Когда до нее доходит очередь на причастие, Софья Павловна старается поплотнее облизать серебряную ложку. Хлеба там – крошка, и кровь Христова похожа на воду, но запах вина кружит старухе голову. Вслед за всеми она подходит к столику, и маленькая кривая старушка сует ей просфору. Круглая бело-серая пуговица мгновенно растворяется на одуревшем языке.
Прежде чем уйти, она идет за колонны слева и сразу видит, где за упокой: целый лес разномастных свечей и целая стая дрожащих на сквозняке огоньков. Она прилепляет сбоку Светину свечку и несколько раз крестится, но этого кажется ей недостаточно. Софья Павловна бормочет под нос про Надежду Петровну: в Гражданскую… на работы… а тут вот и без всяких работ. Прости, Господи.
Света еще не вернулась. Когда Володя входит в комнату, Ефим Григорьевич сидит на кровати, согнувшись: на коленях у него тетрадь, он пишет.

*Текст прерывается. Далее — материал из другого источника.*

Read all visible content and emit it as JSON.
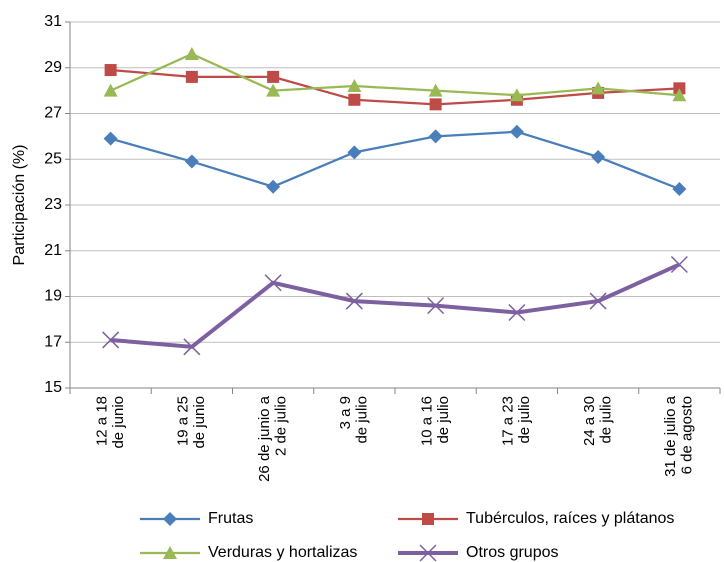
{
  "chart_data": {
    "type": "line",
    "y_label": "Participación (%)",
    "categories": [
      "12 a 18\nde junio",
      "19 a 25\nde junio",
      "26 de junio a\n2 de julio",
      "3 a 9\nde julio",
      "10 a 16\nde julio",
      "17 a 23\nde julio",
      "24 a 30\nde julio",
      "31 de julio a\n6 de agosto"
    ],
    "series": [
      {
        "name": "Frutas",
        "color": "#4a7ebb",
        "marker": "diamond",
        "values": [
          25.9,
          24.9,
          23.8,
          25.3,
          26.0,
          26.2,
          25.1,
          23.7
        ]
      },
      {
        "name": "Tubérculos, raíces y plátanos",
        "color": "#be4b48",
        "marker": "square",
        "values": [
          28.9,
          28.6,
          28.6,
          27.6,
          27.4,
          27.6,
          27.9,
          28.1
        ]
      },
      {
        "name": "Verduras y hortalizas",
        "color": "#98b954",
        "marker": "triangle",
        "values": [
          28.0,
          29.6,
          28.0,
          28.2,
          28.0,
          27.8,
          28.1,
          27.8
        ]
      },
      {
        "name": "Otros grupos",
        "color": "#7d60a0",
        "marker": "x",
        "values": [
          17.1,
          16.8,
          19.6,
          18.8,
          18.6,
          18.3,
          18.8,
          20.4
        ]
      }
    ],
    "ylim": [
      15,
      31
    ],
    "yticks": [
      15,
      17,
      19,
      21,
      23,
      25,
      27,
      29,
      31
    ],
    "grid": true
  }
}
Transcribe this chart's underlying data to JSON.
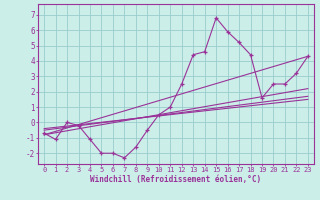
{
  "xlabel": "Windchill (Refroidissement éolien,°C)",
  "background_color": "#cceee8",
  "grid_color": "#99cccc",
  "line_color": "#993399",
  "xlim": [
    -0.5,
    23.5
  ],
  "ylim": [
    -2.7,
    7.7
  ],
  "yticks": [
    -2,
    -1,
    0,
    1,
    2,
    3,
    4,
    5,
    6,
    7
  ],
  "xticks": [
    0,
    1,
    2,
    3,
    4,
    5,
    6,
    7,
    8,
    9,
    10,
    11,
    12,
    13,
    14,
    15,
    16,
    17,
    18,
    19,
    20,
    21,
    22,
    23
  ],
  "data_y": [
    -0.7,
    -1.1,
    0.0,
    -0.2,
    -1.1,
    -2.0,
    -2.0,
    -2.3,
    -1.6,
    -0.5,
    0.5,
    1.0,
    2.5,
    4.4,
    4.6,
    6.8,
    5.9,
    5.2,
    4.4,
    1.6,
    2.5,
    2.5,
    3.2,
    4.3
  ],
  "trend1_x": [
    0,
    23
  ],
  "trend1_y": [
    -0.8,
    4.3
  ],
  "trend2_x": [
    0,
    23
  ],
  "trend2_y": [
    -0.5,
    1.7
  ],
  "trend3_x": [
    0,
    23
  ],
  "trend3_y": [
    -0.4,
    1.5
  ],
  "trend4_x": [
    0,
    23
  ],
  "trend4_y": [
    -0.8,
    2.2
  ]
}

Складывая тетрадь, он будто оправдывается:
– Дневник пишу, Володенька. Я думаю, это важно. Мы живем в страшное время, было бы преступно не рассказать будущим поколениям. Я не для себя. Я, может быть, умру, но то, что должен сделать, – сделаю. Вы скажете, мало шансов, что дойдет дневник до кого надо. Дом может сгореть и так далее, но я все-таки должен. Если таких, как я, много, то хоть что-то дойдет. Даже если один из десяти дневников дойдет – и то будет хорошо.
Володя кивает.
– Света не возвращалась еще? – спрашивает он, хоть это и очевидно.

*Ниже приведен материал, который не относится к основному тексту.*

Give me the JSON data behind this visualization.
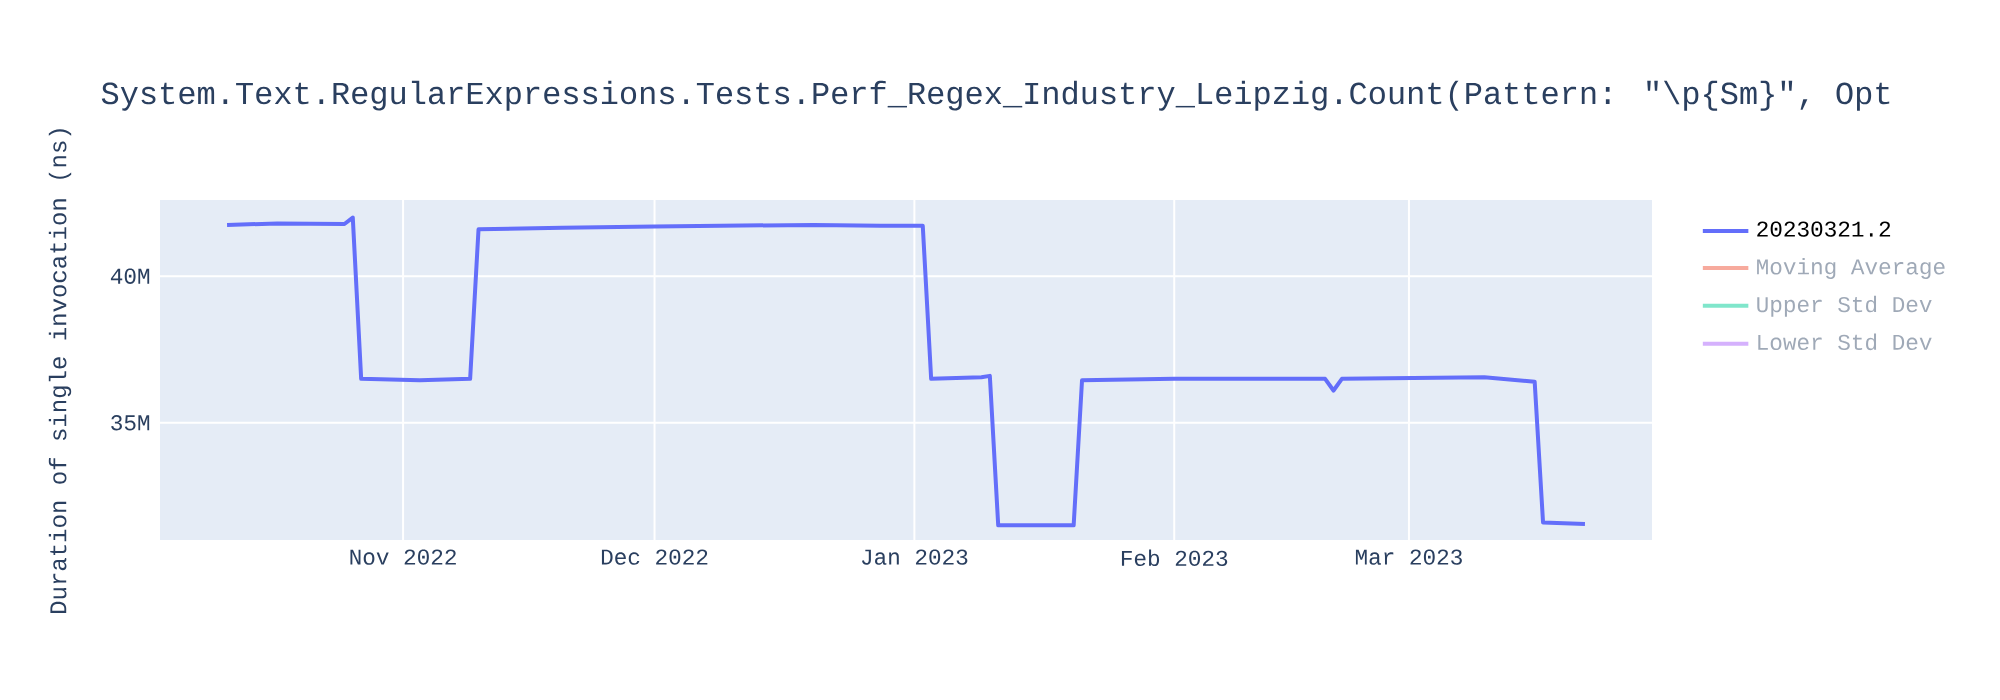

– Нет, Володенька, пока нет.
Володя садится на вторую кровать. Ефим Григорьевич подсовывает тетрадь под книги, лежащие на полу.

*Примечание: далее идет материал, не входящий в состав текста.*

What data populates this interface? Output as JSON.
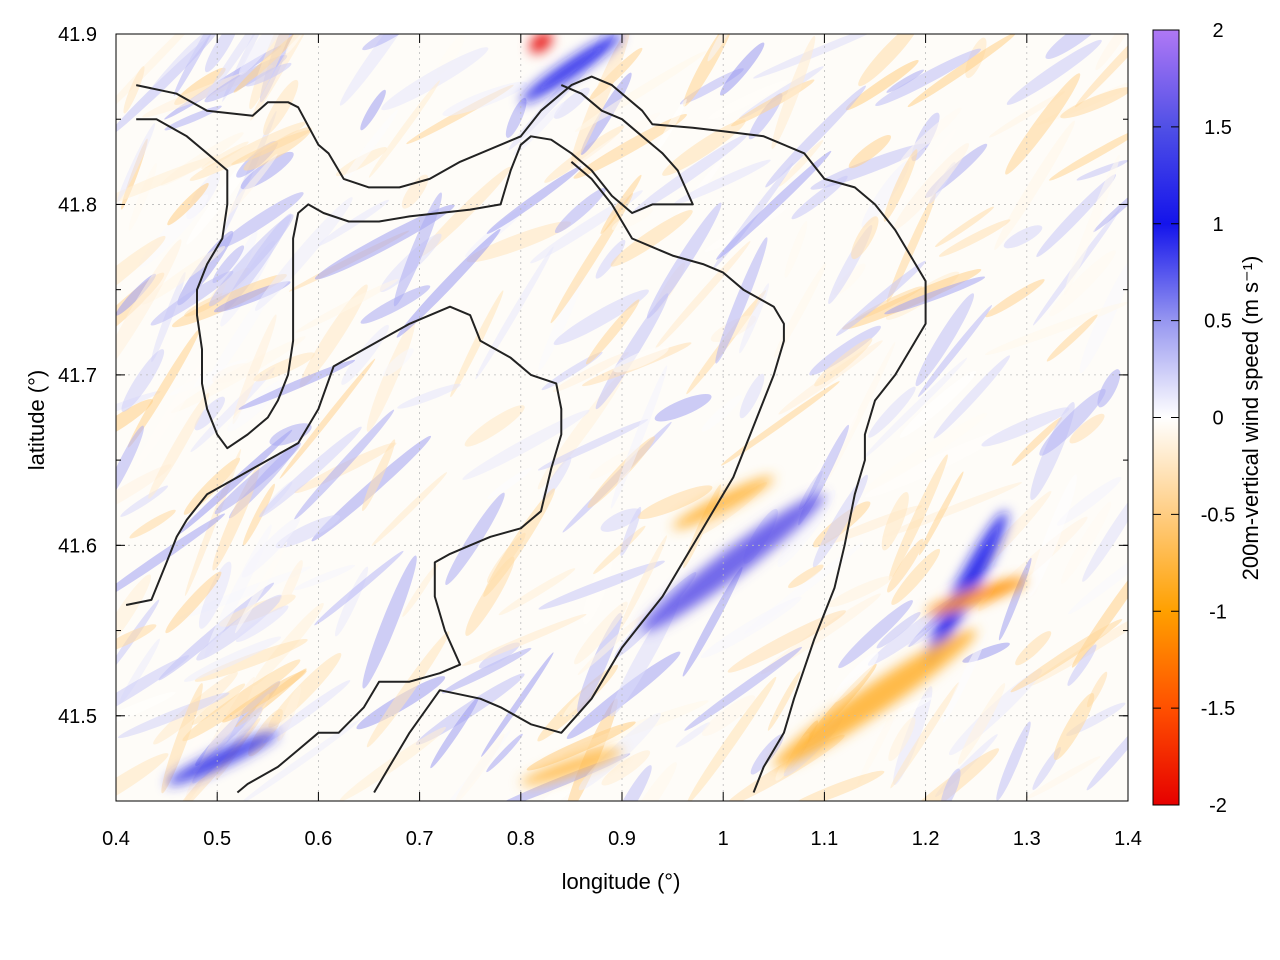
{
  "chart_data": {
    "type": "heatmap",
    "title": "",
    "xlabel": "longitude (°)",
    "ylabel": "latitude (°)",
    "colorbar_label": "200m-vertical wind speed (m s⁻¹)",
    "xlim": [
      0.4,
      1.4
    ],
    "ylim": [
      41.45,
      41.9
    ],
    "xticks": [
      "0.4",
      "0.5",
      "0.6",
      "0.7",
      "0.8",
      "0.9",
      "1",
      "1.1",
      "1.2",
      "1.3",
      "1.4"
    ],
    "yticks": [
      "41.5",
      "41.6",
      "41.7",
      "41.8",
      "41.9"
    ],
    "colorbar_ticks": [
      "2",
      "1.5",
      "1",
      "0.5",
      "0",
      "-0.5",
      "-1",
      "-1.5",
      "-2"
    ],
    "colorbar_range": [
      -2,
      2
    ],
    "grid": true,
    "colors": {
      "positive": "#2020e0",
      "max_positive": "#a878f0",
      "neutral": "#ffffff",
      "negative": "#ffa000",
      "min_negative": "#e00000",
      "contour": "#222222"
    },
    "features": [
      {
        "lon": [
          0.92,
          1.1
        ],
        "lat": [
          41.55,
          41.63
        ],
        "value": 1.6
      },
      {
        "lon": [
          0.45,
          0.56
        ],
        "lat": [
          41.46,
          41.49
        ],
        "value": 1.2
      },
      {
        "lon": [
          1.2,
          1.28
        ],
        "lat": [
          41.53,
          41.62
        ],
        "value": 1.0
      },
      {
        "lon": [
          0.8,
          0.9
        ],
        "lat": [
          41.86,
          41.9
        ],
        "value": 1.0
      },
      {
        "lon": [
          0.95,
          1.05
        ],
        "lat": [
          41.61,
          41.64
        ],
        "value": -0.8
      },
      {
        "lon": [
          1.2,
          1.3
        ],
        "lat": [
          41.56,
          41.58
        ],
        "value": -1.1
      },
      {
        "lon": [
          1.05,
          1.25
        ],
        "lat": [
          41.47,
          41.55
        ],
        "value": -0.8
      },
      {
        "lon": [
          0.8,
          0.9
        ],
        "lat": [
          41.46,
          41.48
        ],
        "value": -0.7
      },
      {
        "lon": [
          0.81,
          0.83
        ],
        "lat": [
          41.89,
          41.9
        ],
        "value": -2.0
      }
    ],
    "contours": [
      [
        [
          0.42,
          41.87
        ],
        [
          0.46,
          41.865
        ],
        [
          0.49,
          41.855
        ],
        [
          0.535,
          41.852
        ],
        [
          0.55,
          41.86
        ],
        [
          0.57,
          41.86
        ],
        [
          0.58,
          41.857
        ],
        [
          0.6,
          41.835
        ],
        [
          0.61,
          41.83
        ],
        [
          0.625,
          41.815
        ],
        [
          0.65,
          41.81
        ],
        [
          0.68,
          41.81
        ],
        [
          0.71,
          41.815
        ],
        [
          0.74,
          41.825
        ],
        [
          0.78,
          41.835
        ],
        [
          0.8,
          41.84
        ],
        [
          0.82,
          41.855
        ],
        [
          0.85,
          41.87
        ],
        [
          0.87,
          41.875
        ],
        [
          0.89,
          41.87
        ],
        [
          0.92,
          41.855
        ],
        [
          0.93,
          41.847
        ],
        [
          0.97,
          41.845
        ],
        [
          1.0,
          41.843
        ],
        [
          1.04,
          41.84
        ],
        [
          1.08,
          41.83
        ],
        [
          1.1,
          41.815
        ],
        [
          1.13,
          41.81
        ],
        [
          1.15,
          41.8
        ],
        [
          1.17,
          41.785
        ],
        [
          1.19,
          41.765
        ],
        [
          1.2,
          41.755
        ],
        [
          1.2,
          41.73
        ],
        [
          1.19,
          41.72
        ],
        [
          1.17,
          41.7
        ],
        [
          1.15,
          41.685
        ],
        [
          1.14,
          41.665
        ],
        [
          1.14,
          41.65
        ],
        [
          1.13,
          41.63
        ],
        [
          1.12,
          41.6
        ],
        [
          1.11,
          41.575
        ],
        [
          1.09,
          41.545
        ],
        [
          1.07,
          41.51
        ],
        [
          1.06,
          41.49
        ],
        [
          1.05,
          41.48
        ],
        [
          1.04,
          41.47
        ],
        [
          1.03,
          41.455
        ]
      ],
      [
        [
          0.42,
          41.85
        ],
        [
          0.44,
          41.85
        ],
        [
          0.47,
          41.84
        ],
        [
          0.49,
          41.83
        ],
        [
          0.51,
          41.82
        ],
        [
          0.51,
          41.8
        ],
        [
          0.505,
          41.78
        ],
        [
          0.49,
          41.765
        ],
        [
          0.48,
          41.75
        ],
        [
          0.48,
          41.735
        ],
        [
          0.485,
          41.715
        ],
        [
          0.485,
          41.695
        ],
        [
          0.49,
          41.68
        ],
        [
          0.5,
          41.665
        ],
        [
          0.51,
          41.657
        ],
        [
          0.53,
          41.665
        ],
        [
          0.55,
          41.675
        ],
        [
          0.56,
          41.685
        ],
        [
          0.57,
          41.7
        ],
        [
          0.575,
          41.72
        ],
        [
          0.575,
          41.74
        ],
        [
          0.575,
          41.76
        ],
        [
          0.575,
          41.78
        ],
        [
          0.58,
          41.795
        ],
        [
          0.59,
          41.8
        ],
        [
          0.605,
          41.795
        ],
        [
          0.63,
          41.79
        ],
        [
          0.66,
          41.79
        ],
        [
          0.69,
          41.793
        ],
        [
          0.72,
          41.795
        ],
        [
          0.75,
          41.797
        ],
        [
          0.78,
          41.8
        ],
        [
          0.79,
          41.82
        ],
        [
          0.8,
          41.835
        ],
        [
          0.81,
          41.84
        ],
        [
          0.83,
          41.838
        ],
        [
          0.85,
          41.83
        ],
        [
          0.87,
          41.82
        ],
        [
          0.89,
          41.805
        ],
        [
          0.91,
          41.795
        ],
        [
          0.93,
          41.8
        ],
        [
          0.95,
          41.8
        ],
        [
          0.97,
          41.8
        ],
        [
          0.955,
          41.82
        ],
        [
          0.94,
          41.83
        ],
        [
          0.92,
          41.84
        ],
        [
          0.9,
          41.85
        ],
        [
          0.88,
          41.855
        ],
        [
          0.86,
          41.865
        ],
        [
          0.84,
          41.87
        ]
      ],
      [
        [
          0.41,
          41.565
        ],
        [
          0.435,
          41.568
        ],
        [
          0.45,
          41.59
        ],
        [
          0.46,
          41.605
        ],
        [
          0.47,
          41.615
        ],
        [
          0.49,
          41.63
        ],
        [
          0.52,
          41.64
        ],
        [
          0.55,
          41.65
        ],
        [
          0.58,
          41.66
        ],
        [
          0.6,
          41.68
        ],
        [
          0.615,
          41.705
        ],
        [
          0.63,
          41.71
        ],
        [
          0.66,
          41.72
        ],
        [
          0.69,
          41.73
        ],
        [
          0.73,
          41.74
        ],
        [
          0.75,
          41.735
        ],
        [
          0.76,
          41.72
        ],
        [
          0.79,
          41.71
        ],
        [
          0.81,
          41.7
        ],
        [
          0.835,
          41.695
        ],
        [
          0.84,
          41.68
        ],
        [
          0.84,
          41.665
        ],
        [
          0.83,
          41.645
        ],
        [
          0.82,
          41.62
        ],
        [
          0.8,
          41.61
        ],
        [
          0.77,
          41.605
        ],
        [
          0.75,
          41.6
        ],
        [
          0.73,
          41.595
        ],
        [
          0.715,
          41.59
        ],
        [
          0.715,
          41.57
        ],
        [
          0.725,
          41.55
        ],
        [
          0.74,
          41.53
        ],
        [
          0.72,
          41.525
        ],
        [
          0.69,
          41.52
        ],
        [
          0.66,
          41.52
        ],
        [
          0.645,
          41.505
        ],
        [
          0.62,
          41.49
        ],
        [
          0.6,
          41.49
        ],
        [
          0.58,
          41.48
        ],
        [
          0.56,
          41.47
        ],
        [
          0.53,
          41.46
        ],
        [
          0.52,
          41.455
        ]
      ],
      [
        [
          0.655,
          41.455
        ],
        [
          0.67,
          41.47
        ],
        [
          0.69,
          41.49
        ],
        [
          0.72,
          41.515
        ],
        [
          0.76,
          41.51
        ],
        [
          0.78,
          41.505
        ],
        [
          0.81,
          41.495
        ],
        [
          0.84,
          41.49
        ],
        [
          0.855,
          41.5
        ],
        [
          0.87,
          41.51
        ],
        [
          0.88,
          41.52
        ],
        [
          0.9,
          41.54
        ],
        [
          0.92,
          41.555
        ],
        [
          0.94,
          41.57
        ],
        [
          0.96,
          41.59
        ],
        [
          0.98,
          41.61
        ],
        [
          0.995,
          41.625
        ],
        [
          1.01,
          41.64
        ],
        [
          1.03,
          41.67
        ],
        [
          1.05,
          41.7
        ],
        [
          1.06,
          41.72
        ],
        [
          1.06,
          41.73
        ],
        [
          1.05,
          41.74
        ],
        [
          1.02,
          41.75
        ],
        [
          1.0,
          41.76
        ],
        [
          0.98,
          41.765
        ],
        [
          0.95,
          41.77
        ],
        [
          0.93,
          41.775
        ],
        [
          0.91,
          41.78
        ],
        [
          0.9,
          41.79
        ],
        [
          0.89,
          41.8
        ],
        [
          0.87,
          41.815
        ],
        [
          0.85,
          41.825
        ]
      ]
    ]
  }
}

– Это, конечно, очень нехорошо. Отправили работать, а она же говорила, что у нее муж с передовой на два дня пришел. Могли бы и отпустить. – Володя молчит, и Ефим Григорьевич, вернувшись на кровать, продолжает: – Глупо, как глупо, господи. Вот вы – молодой ученый и, вместо того чтобы заниматься наукой, сидите в окопе. Светочка должна детей учить, у нее это хорошо получается, а вместо этого работает не то медсестрой, не то почтальоном. Я тоже – должен книги выдавать, а вместо этого прячу их. Кому это надо? Странное и страшное время. Удивительная, нечеловеческая война.
Ефим Григорьевич моментами поднимает голову на Володю, смотрит ему в глаза. Володя, чтобы ободрить старика, говорит:
– Всякая война нечеловеческая.
– Верно, Володенька, это очень верно. Я знаете, что думаю? Я и писал это вот сейчас в дневник. Нам выпало это страшное время, оно наше, и – в грохоте этой войны – у нас есть право на громкие слова, понимаете? Другие, кто после нас будут жить, в мирное время, в счастливое время, у них такого права не будет. Они не будут думать о хлебе, будут любить друг друга, у них будут свои проблемы, но если они захотят что-то важное сказать, им трудно будет. А нам легко, мы в любую минуту умереть можем, мы на краю стоим, и это нас оправдывает, нам пафос позволен. И надо говорить – если это наше право, то и обязанность тоже, понимаете? Потом поздно будет говорить всё как есть.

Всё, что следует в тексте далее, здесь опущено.